This may be long, but I'll try not to make this a copy-and-paste article: there have been far too many of them about jazz recently. I should add that I'm not an expert at this, but I did sit on the board of the East Midlands regional council for five years, and saw the change in the Arts Council's thinking from regularly funded organisations to NPOs.
In short, Jazz Services is no longer on the Arts Council's national portfolio of organisations, and you can read their statement.
It's worth knowing [briefly] what being on the national portfolio means, as it isn't a simple "have some money to do some art" situation. That situation [with some restrictions] is covered by Grants For The Arts.
You can read more about the "NPO relationship", but I'll try to summarize what being a national portfolio organisation (NPO for short) means.
It means extra accountability for the organisation in terms of how they spend and acquire their money over a three-year period. An organisation cannot be solely reliant on one pot of money, and there is more emphasis on examining how an organisation is doing financially;
It requires plans for the organisation to develop and grow in the ways it performs, grows the sector, and is governed. This requires the organisation to be self-reflective and responsive and to produce evidence of these things; and
It adheres that organisation to the Arts Council's goals and priorities.

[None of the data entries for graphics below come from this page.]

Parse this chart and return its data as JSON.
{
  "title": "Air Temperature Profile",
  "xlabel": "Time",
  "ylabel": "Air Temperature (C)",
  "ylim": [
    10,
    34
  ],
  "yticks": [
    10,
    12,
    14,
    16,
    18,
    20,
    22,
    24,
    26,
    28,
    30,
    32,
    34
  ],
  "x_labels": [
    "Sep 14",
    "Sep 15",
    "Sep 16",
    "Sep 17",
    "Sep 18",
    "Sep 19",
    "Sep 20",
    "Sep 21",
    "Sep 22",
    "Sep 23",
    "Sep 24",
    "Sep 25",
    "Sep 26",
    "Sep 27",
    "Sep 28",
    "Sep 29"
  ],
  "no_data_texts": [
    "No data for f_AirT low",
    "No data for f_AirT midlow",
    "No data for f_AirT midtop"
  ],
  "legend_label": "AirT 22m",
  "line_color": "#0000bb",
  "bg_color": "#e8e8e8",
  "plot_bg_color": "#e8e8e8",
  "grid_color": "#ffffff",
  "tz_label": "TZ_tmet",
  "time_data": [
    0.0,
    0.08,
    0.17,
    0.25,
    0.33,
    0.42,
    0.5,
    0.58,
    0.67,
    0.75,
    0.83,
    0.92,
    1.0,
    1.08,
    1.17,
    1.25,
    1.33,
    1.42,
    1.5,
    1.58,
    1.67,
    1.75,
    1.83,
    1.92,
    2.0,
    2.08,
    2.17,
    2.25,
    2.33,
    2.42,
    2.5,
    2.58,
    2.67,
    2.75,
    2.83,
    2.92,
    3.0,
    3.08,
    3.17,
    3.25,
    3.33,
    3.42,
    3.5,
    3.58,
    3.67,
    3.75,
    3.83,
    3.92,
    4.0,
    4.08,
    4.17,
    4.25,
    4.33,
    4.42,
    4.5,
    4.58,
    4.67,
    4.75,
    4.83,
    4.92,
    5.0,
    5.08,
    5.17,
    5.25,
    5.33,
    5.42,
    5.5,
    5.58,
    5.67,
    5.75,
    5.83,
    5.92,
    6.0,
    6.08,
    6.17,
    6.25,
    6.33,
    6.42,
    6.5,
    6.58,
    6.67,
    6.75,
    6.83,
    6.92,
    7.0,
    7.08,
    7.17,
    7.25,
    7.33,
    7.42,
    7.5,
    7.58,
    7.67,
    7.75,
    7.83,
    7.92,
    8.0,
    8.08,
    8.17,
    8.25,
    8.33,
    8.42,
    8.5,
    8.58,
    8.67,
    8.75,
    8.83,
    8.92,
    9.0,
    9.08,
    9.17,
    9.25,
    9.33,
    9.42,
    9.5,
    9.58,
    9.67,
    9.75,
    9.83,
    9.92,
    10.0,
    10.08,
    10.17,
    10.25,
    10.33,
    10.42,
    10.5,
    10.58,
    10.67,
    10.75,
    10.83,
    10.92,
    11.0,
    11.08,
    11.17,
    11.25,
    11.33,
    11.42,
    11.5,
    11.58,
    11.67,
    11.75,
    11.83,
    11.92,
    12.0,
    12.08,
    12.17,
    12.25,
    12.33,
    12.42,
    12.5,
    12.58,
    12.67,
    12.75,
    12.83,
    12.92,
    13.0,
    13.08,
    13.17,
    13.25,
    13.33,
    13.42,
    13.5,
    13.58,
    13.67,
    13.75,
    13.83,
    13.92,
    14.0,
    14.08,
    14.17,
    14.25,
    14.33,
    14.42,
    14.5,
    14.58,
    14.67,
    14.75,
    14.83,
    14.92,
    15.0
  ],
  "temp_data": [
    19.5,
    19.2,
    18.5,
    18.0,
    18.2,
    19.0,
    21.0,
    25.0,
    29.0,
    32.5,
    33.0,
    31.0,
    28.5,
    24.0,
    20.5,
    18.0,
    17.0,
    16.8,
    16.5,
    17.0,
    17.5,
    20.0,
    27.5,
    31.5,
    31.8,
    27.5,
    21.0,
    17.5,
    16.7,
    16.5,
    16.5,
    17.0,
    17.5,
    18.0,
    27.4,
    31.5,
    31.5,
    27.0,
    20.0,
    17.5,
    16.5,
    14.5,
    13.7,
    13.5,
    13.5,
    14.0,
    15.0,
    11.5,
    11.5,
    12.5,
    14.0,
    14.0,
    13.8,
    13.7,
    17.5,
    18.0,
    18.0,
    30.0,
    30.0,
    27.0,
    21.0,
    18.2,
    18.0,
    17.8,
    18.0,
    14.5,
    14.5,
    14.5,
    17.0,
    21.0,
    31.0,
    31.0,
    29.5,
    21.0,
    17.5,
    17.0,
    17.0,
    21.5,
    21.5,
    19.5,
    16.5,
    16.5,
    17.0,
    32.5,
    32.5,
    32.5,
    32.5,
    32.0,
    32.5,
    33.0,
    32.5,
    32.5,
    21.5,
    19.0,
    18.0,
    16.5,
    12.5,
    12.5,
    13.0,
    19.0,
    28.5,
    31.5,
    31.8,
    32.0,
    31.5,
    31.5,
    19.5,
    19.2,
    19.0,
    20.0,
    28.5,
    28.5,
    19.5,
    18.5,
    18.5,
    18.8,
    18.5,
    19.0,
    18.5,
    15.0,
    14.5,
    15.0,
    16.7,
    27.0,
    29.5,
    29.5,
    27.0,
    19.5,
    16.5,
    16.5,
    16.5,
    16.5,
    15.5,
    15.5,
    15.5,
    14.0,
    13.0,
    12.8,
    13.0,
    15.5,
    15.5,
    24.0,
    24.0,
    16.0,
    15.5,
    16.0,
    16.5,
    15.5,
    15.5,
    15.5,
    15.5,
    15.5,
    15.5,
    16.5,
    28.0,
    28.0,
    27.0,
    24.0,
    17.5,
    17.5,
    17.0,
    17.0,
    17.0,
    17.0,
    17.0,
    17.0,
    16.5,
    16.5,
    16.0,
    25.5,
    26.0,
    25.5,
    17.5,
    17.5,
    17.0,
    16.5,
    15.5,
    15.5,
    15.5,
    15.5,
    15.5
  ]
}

There have been a couple of voices on Facebook and Twitter that have hinted [but I should add not yet clearly articulated] that Jazz Services may have fallen at the first and second of these. But from where I sit, this isn't the time for whispering. It may need changes to grow and respond, but being cryptic about what it needs to do this—especially as Jazz Services is about to talk to the Arts Council about the decision—is perhaps less than helpful.
It's also worth noting that there are more music organisations outside London that are on the portfolio. And with regard to NPO funding, Jazz Services is not seen as a national music organisation—it's seen as a music organisation based in London.
But Jazz Services is a binding organisation in our field: whatever else some of us may disagree on, many of us agree about the importance of a national organisation that is approachable and works on a human level, to give musicians opportunities to get their work out there. Given the budgetary constraint that Jazz Services has had to contend with decade on decade, it has done this as fairly as it can; and as an organisation it supports the scene nationally in ways beyond the financial. This is why the news has hit the scene so hard, and it is also why we who love the music feel a range of emotions from sadness to disgust about the decision.
But Jazz Services is not dead: and if we care enough about it, we all have until next March to do some deep thinking about how to save it. Let's encourage some smart people to start speaking up.